Certainly "La Prairie" has not always had easy days but it has always been able to exist thanks to the will, the commitment but above all the passion of three personalities: Otto Rohrer, Charles Decker and Jean-Claude Vagnières. Three businessmen who have no hotel training, but who in turn loved this place and made it one of the jewels of the region.
Throughout history, the thermal spring of Yverdon has played an important role in the tourist and economic activities of this small provincial town, well situated on the Swiss plateau. The evolution of La Prairie is intimately linked to that of hydrotherapy.
Since all spa guests could not afford a hotel stay, in 1840 a boarding house - the first building on the Prairie - was built nearby.
Throughout this period, the Peytermann pension (La Prairie) lived with crises and revivals, in the shade or in the sun of the baths.
La Prairie (Pension Peytermann) will retain this status until the arrival of a particularly dynamic new owner, Otto Rohrer, who wants to give the place splendor. He was the first to perceive the potential offered by the 62,000 m2 park surrounding the original building.
Discovery of the La Prairie mineral spring, then called water of Yverdon, will then become Arkina.
Otto Rohrer aims to make this pension a real hotel. It was enlarged between 1905 and 1910, intended for more affluent customers.
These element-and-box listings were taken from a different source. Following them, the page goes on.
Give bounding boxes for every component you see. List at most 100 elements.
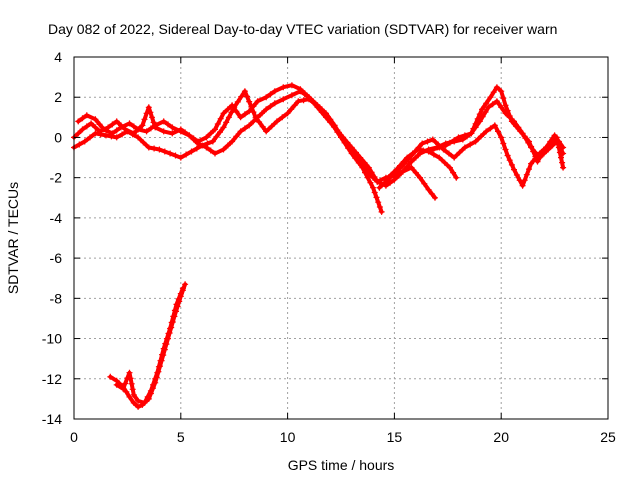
data-point-marker xyxy=(371,189,378,196)
data-point-marker xyxy=(225,114,232,121)
data-point-marker xyxy=(231,104,238,111)
data-point-marker xyxy=(250,118,257,125)
data-point-marker xyxy=(498,104,505,111)
data-point-marker xyxy=(540,149,547,156)
data-point-marker xyxy=(517,128,524,135)
data-point-marker xyxy=(513,123,520,130)
data-point-marker xyxy=(370,174,376,181)
data-point-marker xyxy=(154,369,161,376)
data-point-marker xyxy=(163,335,170,342)
data-point-marker xyxy=(203,144,210,151)
y-tick-label: -2 xyxy=(50,170,63,186)
data-point-marker xyxy=(511,166,517,173)
data-point-marker xyxy=(489,101,496,108)
data-point-marker xyxy=(560,144,567,151)
data-point-marker xyxy=(374,178,381,185)
series-line xyxy=(76,89,437,200)
data-point-marker xyxy=(526,166,532,173)
data-point-marker xyxy=(250,109,257,116)
data-point-marker xyxy=(160,128,167,135)
data-point-marker xyxy=(456,149,463,156)
data-point-marker xyxy=(412,169,419,176)
data-point-marker xyxy=(209,138,216,145)
data-point-marker xyxy=(109,121,116,128)
data-point-marker xyxy=(393,166,400,173)
data-point-marker xyxy=(334,127,341,134)
data-point-marker xyxy=(92,130,99,137)
y-tick-label: -12 xyxy=(42,371,62,387)
data-point-marker xyxy=(519,182,526,189)
data-point-marker xyxy=(446,164,453,171)
data-point-marker xyxy=(186,132,193,139)
data-point-marker xyxy=(279,114,286,121)
data-point-marker xyxy=(107,373,114,380)
data-point-marker xyxy=(151,145,158,152)
data-point-marker xyxy=(502,102,509,109)
plot-frame xyxy=(73,56,609,420)
data-point-marker xyxy=(450,169,457,176)
data-point-marker xyxy=(224,106,231,113)
data-point-marker xyxy=(323,110,329,117)
y-tick-label: 4 xyxy=(54,49,62,65)
data-point-marker xyxy=(288,106,295,113)
data-point-marker xyxy=(217,115,224,122)
data-point-marker xyxy=(521,133,528,140)
data-point-marker xyxy=(482,109,489,115)
data-point-marker xyxy=(135,397,142,404)
data-point-marker xyxy=(259,123,266,130)
data-layer xyxy=(71,82,567,410)
data-point-marker xyxy=(263,128,270,135)
data-point-marker xyxy=(288,92,295,99)
data-point-marker xyxy=(92,116,99,123)
grid-layer xyxy=(74,57,608,419)
data-point-marker xyxy=(408,158,415,165)
data-point-marker xyxy=(543,144,550,151)
data-point-marker xyxy=(228,109,235,116)
data-point-marker xyxy=(113,127,120,134)
data-point-marker xyxy=(479,106,485,113)
data-point-marker xyxy=(254,114,261,121)
data-point-marker xyxy=(120,385,127,392)
data-point-marker xyxy=(451,137,458,144)
chart-title: Day 082 of 2022, Sidereal Day-to-day VTE… xyxy=(48,21,557,37)
x-tick-label: 5 xyxy=(177,429,185,445)
data-point-marker xyxy=(314,102,321,109)
data-point-marker xyxy=(241,88,248,95)
data-point-marker xyxy=(150,381,156,388)
data-point-marker xyxy=(155,363,162,370)
data-point-marker xyxy=(241,125,248,132)
data-point-marker xyxy=(183,151,190,158)
data-point-marker xyxy=(237,114,244,121)
data-point-marker xyxy=(156,146,163,153)
data-point-marker xyxy=(373,194,380,201)
data-point-marker xyxy=(233,133,240,140)
data-point-marker xyxy=(502,146,509,153)
data-point-marker xyxy=(220,146,227,153)
data-point-marker xyxy=(451,154,458,161)
data-point-marker xyxy=(169,124,176,131)
data-point-marker xyxy=(234,98,241,105)
data-point-marker xyxy=(558,154,564,161)
data-point-marker xyxy=(194,140,201,147)
data-point-marker xyxy=(75,130,82,137)
data-point-marker xyxy=(177,290,184,297)
data-point-marker xyxy=(432,194,438,201)
data-point-marker xyxy=(555,138,562,145)
data-point-marker xyxy=(367,179,374,186)
data-point-marker xyxy=(559,159,566,166)
data-point-marker xyxy=(445,150,452,157)
data-point-marker xyxy=(337,131,344,138)
data-point-marker xyxy=(147,387,154,394)
data-point-marker xyxy=(224,142,231,149)
data-point-marker xyxy=(436,154,443,161)
data-point-marker xyxy=(513,172,520,178)
data-point-marker xyxy=(508,118,515,125)
data-point-marker xyxy=(551,132,558,139)
data-point-marker xyxy=(129,386,136,393)
data-point-marker xyxy=(246,122,253,129)
data-point-marker xyxy=(92,124,99,131)
data-point-marker xyxy=(485,104,492,111)
data-point-marker xyxy=(220,124,227,131)
x-axis-label: GPS time / hours xyxy=(288,457,395,473)
data-point-marker xyxy=(124,128,131,135)
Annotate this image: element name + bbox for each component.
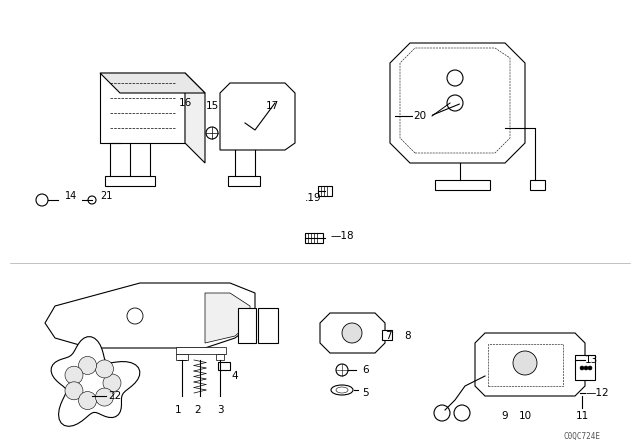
Circle shape	[95, 360, 113, 378]
Polygon shape	[45, 283, 255, 348]
Text: C0QC724E: C0QC724E	[563, 431, 600, 440]
Bar	[216, 354, 224, 360]
Bar	[382, 330, 392, 340]
Polygon shape	[100, 73, 205, 93]
Text: 14: 14	[65, 191, 77, 201]
Text: 3: 3	[217, 405, 223, 415]
Bar	[258, 308, 278, 343]
Text: .19: .19	[305, 193, 322, 203]
Text: 5: 5	[362, 388, 369, 398]
Circle shape	[127, 308, 143, 324]
Text: 9: 9	[502, 411, 508, 421]
Text: 11: 11	[575, 411, 589, 421]
Circle shape	[588, 366, 592, 370]
Text: 2: 2	[195, 405, 202, 415]
Bar	[176, 354, 188, 360]
Text: 22: 22	[108, 391, 121, 401]
Text: 1: 1	[175, 405, 181, 415]
Text: 4: 4	[232, 371, 238, 381]
Polygon shape	[51, 337, 140, 426]
Polygon shape	[475, 333, 585, 396]
Bar	[488, 344, 563, 386]
Circle shape	[336, 364, 348, 376]
Text: 6: 6	[362, 365, 369, 375]
Bar	[238, 308, 256, 343]
Bar	[530, 180, 545, 190]
Circle shape	[513, 351, 537, 375]
Bar	[176, 347, 226, 354]
Circle shape	[79, 392, 97, 409]
Polygon shape	[390, 43, 525, 163]
Polygon shape	[205, 293, 250, 343]
Circle shape	[65, 382, 83, 400]
Bar	[105, 176, 155, 186]
Text: 7: 7	[385, 331, 391, 341]
Text: 8: 8	[404, 331, 412, 341]
Bar	[318, 186, 332, 196]
Text: 16: 16	[179, 98, 191, 108]
Polygon shape	[320, 313, 385, 353]
Circle shape	[79, 357, 97, 375]
Circle shape	[342, 323, 362, 343]
Text: 15: 15	[205, 101, 219, 111]
Bar	[218, 362, 230, 370]
Bar	[305, 233, 323, 243]
Circle shape	[103, 374, 121, 392]
Bar	[575, 355, 595, 380]
Circle shape	[454, 405, 470, 421]
Circle shape	[36, 194, 48, 206]
Circle shape	[206, 127, 218, 139]
Bar	[228, 176, 260, 186]
Circle shape	[580, 366, 584, 370]
Text: 20: 20	[413, 111, 427, 121]
Circle shape	[434, 405, 450, 421]
Text: 13: 13	[585, 355, 598, 365]
Circle shape	[584, 366, 588, 370]
Ellipse shape	[331, 385, 353, 395]
Text: —12: —12	[585, 388, 609, 398]
Bar	[435, 180, 490, 190]
Polygon shape	[220, 83, 295, 150]
Text: 17: 17	[266, 101, 278, 111]
Circle shape	[447, 95, 463, 111]
Ellipse shape	[336, 387, 348, 393]
Text: —18: —18	[330, 231, 354, 241]
Polygon shape	[100, 73, 185, 143]
Text: 21: 21	[100, 191, 113, 201]
Circle shape	[65, 366, 83, 384]
Circle shape	[447, 70, 463, 86]
Text: 10: 10	[518, 411, 532, 421]
Circle shape	[88, 196, 96, 204]
Circle shape	[95, 388, 113, 406]
Polygon shape	[185, 73, 205, 163]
The Great War (14-18) wiped out the European economy and hydrotherapy was hit hard. The Hôtel des Bains is threatened with disappearance.
Puzant Masraff (Armenian businessman) acquired half of Otto Rohrer's property in 1921 and developed the La Prairie source, renamed Arkina, name of a famous source in Armenia.
The Hôtel des Bains closed in 1932. La Prairie was the only establishment available to spa guests coming to the Bains d'Yverdon.
Although it hardly received tourists during the great world conflict which ravaged Europe, the Hotel la Prairie welcomed many soldiers, then refugees.
If the Prairie had lived in the wake of the Bains for a long time, it would be different in the post-war period. At the end of the conflict, the establishment is in a sad state.
Despite the efforts of Otto Rohrer's successors, his family failed to raise the resources necessary to renovate the hotel.
It was under these circumstances that Charles Decker bought the hotel in 1948. It would become the place we talk about, the place where we pass, we eat, we entertain, the meeting place of good Yverdon society, but also one from which no one is excluded.
Charles Decker hires André and Eva Curchod. André aux fourneaux and his wife Eva at the reception, an inseparable couple from the longest prosperous period of the hotel.
Jean-Paul Curchod took over La Prairie operations until the end of 1982.
After which Charles Decker (deceased in 2004), then his hoirie, put in management several successive operators, more or less happy.
As the sky of this flagship hotel turned gray, Jean-Claude Vagnières took over the operation of the La Prairie hotel and bought it in early 2015.
He ensures a smooth transition with the staff in place, sharpens his strategy and prepares major works aimed at bringing this historic establishment to a level never reached until now.
We can speak of a real reconstruction of a good part of the hotel.
It now houses luxury air-conditioned rooms with spacious bathrooms, meeting rooms with all technical equipment and bright openings on the park.